4. It relieves the strain of bigger workloads
Analysts have long brought up the public health issues associated with an aging population. For example, healthcare costs go up because people live longer but often require extra care to manage chronic diseases. Plus, as the workforce gets older, skill shortages become more prominent. The COVID-19 crisis exacerbated these well-known challenges, but it also shows the path to healthcare industry improvement.
More specifically, robots could help the medical sector cope with the challenges of more patients and smaller workforces. Some analysts believe the coronavirus pandemic will encourage facilities to invest in robots to keep output levels high. An Italian hospital uses a robot named Tommy to measure oxygen saturation and blood pressure for critical-care patients. It also limits the patient-provider contact, which could keep COVID-19 from spreading.
A team at the University of Southern California wants to use robots for disinfection, too. One project involves an ultraviolet light wand mounted to a robotic arm. The gadget also has a larger light to address whole rooms. The subway system in Hong Kong gets cleaned with a robot spraying hydrogen peroxide, showing another worthy application.

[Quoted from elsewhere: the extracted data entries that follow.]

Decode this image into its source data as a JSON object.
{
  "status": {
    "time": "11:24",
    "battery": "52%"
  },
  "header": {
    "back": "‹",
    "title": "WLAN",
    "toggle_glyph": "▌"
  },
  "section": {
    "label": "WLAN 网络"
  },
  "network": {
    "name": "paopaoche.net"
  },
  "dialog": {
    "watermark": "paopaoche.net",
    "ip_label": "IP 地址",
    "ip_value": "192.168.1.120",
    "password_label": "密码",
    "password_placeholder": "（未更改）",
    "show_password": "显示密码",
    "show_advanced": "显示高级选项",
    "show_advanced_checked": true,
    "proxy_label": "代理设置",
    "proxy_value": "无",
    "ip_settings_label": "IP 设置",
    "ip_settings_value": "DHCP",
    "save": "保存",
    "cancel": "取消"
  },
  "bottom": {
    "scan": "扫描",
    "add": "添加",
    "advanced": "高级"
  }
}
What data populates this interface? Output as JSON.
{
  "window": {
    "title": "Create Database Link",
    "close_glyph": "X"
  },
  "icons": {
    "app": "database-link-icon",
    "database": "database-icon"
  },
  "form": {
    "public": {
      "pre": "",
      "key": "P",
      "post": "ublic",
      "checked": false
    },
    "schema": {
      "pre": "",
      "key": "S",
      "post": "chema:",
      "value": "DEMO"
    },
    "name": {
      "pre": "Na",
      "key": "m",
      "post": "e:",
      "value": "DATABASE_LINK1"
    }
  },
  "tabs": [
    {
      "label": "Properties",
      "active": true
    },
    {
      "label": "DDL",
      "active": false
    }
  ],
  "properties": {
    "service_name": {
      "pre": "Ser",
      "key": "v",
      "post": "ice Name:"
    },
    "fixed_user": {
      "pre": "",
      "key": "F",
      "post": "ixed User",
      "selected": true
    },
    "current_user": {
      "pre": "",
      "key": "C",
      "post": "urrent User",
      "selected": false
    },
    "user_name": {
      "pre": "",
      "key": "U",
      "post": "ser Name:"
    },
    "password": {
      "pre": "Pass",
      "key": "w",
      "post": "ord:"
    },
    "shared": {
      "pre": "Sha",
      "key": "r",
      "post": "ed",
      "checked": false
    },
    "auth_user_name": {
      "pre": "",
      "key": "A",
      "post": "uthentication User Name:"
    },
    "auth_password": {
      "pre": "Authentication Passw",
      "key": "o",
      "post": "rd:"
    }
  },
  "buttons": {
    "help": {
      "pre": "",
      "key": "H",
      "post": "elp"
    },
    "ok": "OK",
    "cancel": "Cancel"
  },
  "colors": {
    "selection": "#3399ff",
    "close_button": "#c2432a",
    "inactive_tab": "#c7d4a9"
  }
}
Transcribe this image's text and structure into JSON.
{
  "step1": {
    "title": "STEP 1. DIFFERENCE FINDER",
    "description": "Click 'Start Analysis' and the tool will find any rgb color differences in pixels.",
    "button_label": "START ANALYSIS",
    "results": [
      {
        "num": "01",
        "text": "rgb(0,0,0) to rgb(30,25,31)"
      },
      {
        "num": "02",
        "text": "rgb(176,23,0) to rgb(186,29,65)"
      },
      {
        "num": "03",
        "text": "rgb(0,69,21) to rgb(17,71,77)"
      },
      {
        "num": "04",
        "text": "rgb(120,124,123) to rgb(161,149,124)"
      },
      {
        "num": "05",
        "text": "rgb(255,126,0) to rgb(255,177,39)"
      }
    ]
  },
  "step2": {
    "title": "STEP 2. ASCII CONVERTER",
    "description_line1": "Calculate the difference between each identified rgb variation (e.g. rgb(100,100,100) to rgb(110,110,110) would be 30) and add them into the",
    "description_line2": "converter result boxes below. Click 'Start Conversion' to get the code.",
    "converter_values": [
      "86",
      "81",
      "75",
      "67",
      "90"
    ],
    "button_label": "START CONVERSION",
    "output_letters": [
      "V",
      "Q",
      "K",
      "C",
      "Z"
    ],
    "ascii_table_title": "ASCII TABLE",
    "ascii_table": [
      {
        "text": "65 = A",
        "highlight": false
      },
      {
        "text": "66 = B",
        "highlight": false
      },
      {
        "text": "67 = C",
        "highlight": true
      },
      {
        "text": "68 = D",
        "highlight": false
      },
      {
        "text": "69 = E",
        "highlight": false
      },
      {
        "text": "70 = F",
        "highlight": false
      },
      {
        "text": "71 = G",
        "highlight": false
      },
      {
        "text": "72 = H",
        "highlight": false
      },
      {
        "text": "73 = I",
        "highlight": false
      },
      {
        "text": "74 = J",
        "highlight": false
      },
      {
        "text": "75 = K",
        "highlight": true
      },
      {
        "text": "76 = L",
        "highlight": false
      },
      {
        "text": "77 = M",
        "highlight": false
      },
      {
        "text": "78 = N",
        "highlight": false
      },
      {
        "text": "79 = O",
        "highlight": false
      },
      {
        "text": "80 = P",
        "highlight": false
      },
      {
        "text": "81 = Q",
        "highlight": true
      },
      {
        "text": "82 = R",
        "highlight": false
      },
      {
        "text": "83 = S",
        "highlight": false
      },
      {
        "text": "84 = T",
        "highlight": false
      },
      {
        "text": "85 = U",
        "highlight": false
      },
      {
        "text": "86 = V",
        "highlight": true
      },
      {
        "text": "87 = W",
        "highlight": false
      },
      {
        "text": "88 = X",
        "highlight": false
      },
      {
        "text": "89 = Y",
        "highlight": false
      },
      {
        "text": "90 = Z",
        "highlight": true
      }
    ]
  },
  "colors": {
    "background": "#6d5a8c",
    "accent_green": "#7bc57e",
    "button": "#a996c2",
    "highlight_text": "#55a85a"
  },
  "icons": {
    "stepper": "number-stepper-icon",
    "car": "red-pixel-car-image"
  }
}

Robotics companies are applying their knowledge to bring about urgent improvement opportunities for healthcare, too. For example, the founders of two such enterprises launched The Ventilator Project. It seeks to rapidly prototype a ventilator costing $1,000-$2,000 instead of the average price of $40,000. Success in that regard would directly address the global need for ventilators due to COVID-19, plus prove beneficial for other patients requiring breathing assistance.
Encouraging the continual use of technology
As COVID-19 causes public health disasters around the globe, it may also trigger positive effects.
When healthcare facilities and practitioners explore technologies to help them weather this current storm, many may ultimately realize that the tech assistance applies outside of the pandemic, too. Then, patients and providers both benefit from improved results.